General formulae for the periapsis shift of a quasi-circular orbit in static spherically symmetric spacetimes and the active gravitational mass density

TL;DR

This paper derives comprehensive formulas for the periapsis shift in static spherically symmetric spacetimes, linking the shift to matter properties like active gravitational mass density, and explores implications for dark energy and observational constraints.

Contribution

It provides new full-order formulas for periapsis shift in general spacetimes and connects the shift to active gravitational mass density, including observational implications.

Findings

Shift can be backward due to extended mass effects.

Active gravitational mass density influences periapsis shift.

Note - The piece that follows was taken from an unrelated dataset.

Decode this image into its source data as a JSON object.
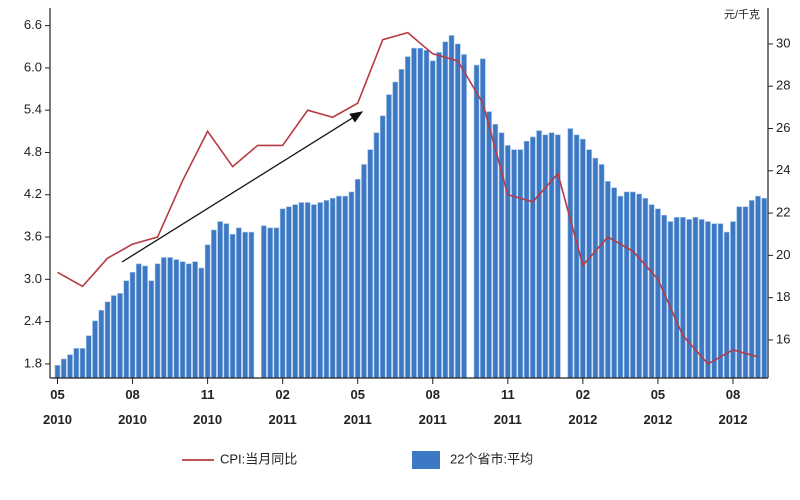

Constraints on mass density in Solar System and Galactic Centre.

Abstract

We study the periapsis shift of a quasi-circular orbit in general static spherically symmetric spacetimes. We derive two formulae in full order with respect to the gravitational field, one in terms of the gravitational mass $m$ and the Einstein tensor and the other in terms of the orbital angular velocity and the Einstein tensor. These formulae reproduce the well-known ones for the forward shift in the Schwarzschild spacetime. In a general case, the shift deviates from that in the vacuum spacetime due to a particular combination of the components of the Einstein tensor at the radius $r$ of the orbit. The formulae give a backward shift due to the extended-mass effect in Newtonian gravity. In general relativity, in the weak-field and diffuse regime, the active gravitational mass density, $\rho_{A}=(\epsilon+p_{r}+2p_{t})/c^{2}$, plays an important role, where $\epsilon$, $p_{r}$, and $p_{t}$ are the energy density, the radial stress, and the tangential stress of the matter field, respectively. We show that the shift is backward if $\rho_{A}$ is beyond a critical value $\rho_{c}\simeq 2.8\times 10^{-15} \mbox{g}/\mbox{cm}^{3} (m/M_{\odot})^{2}(r/\mbox{au})^{-4}$, while a forward shift greater than that in the vacuum spacetime instead implies $\rho_{A}<0$, i.e., the violation of the strong energy condition, and thereby provides evidence for dark energy. We obtain new observational constraints on $\rho_{A}$ in the Solar System and the Galactic Centre.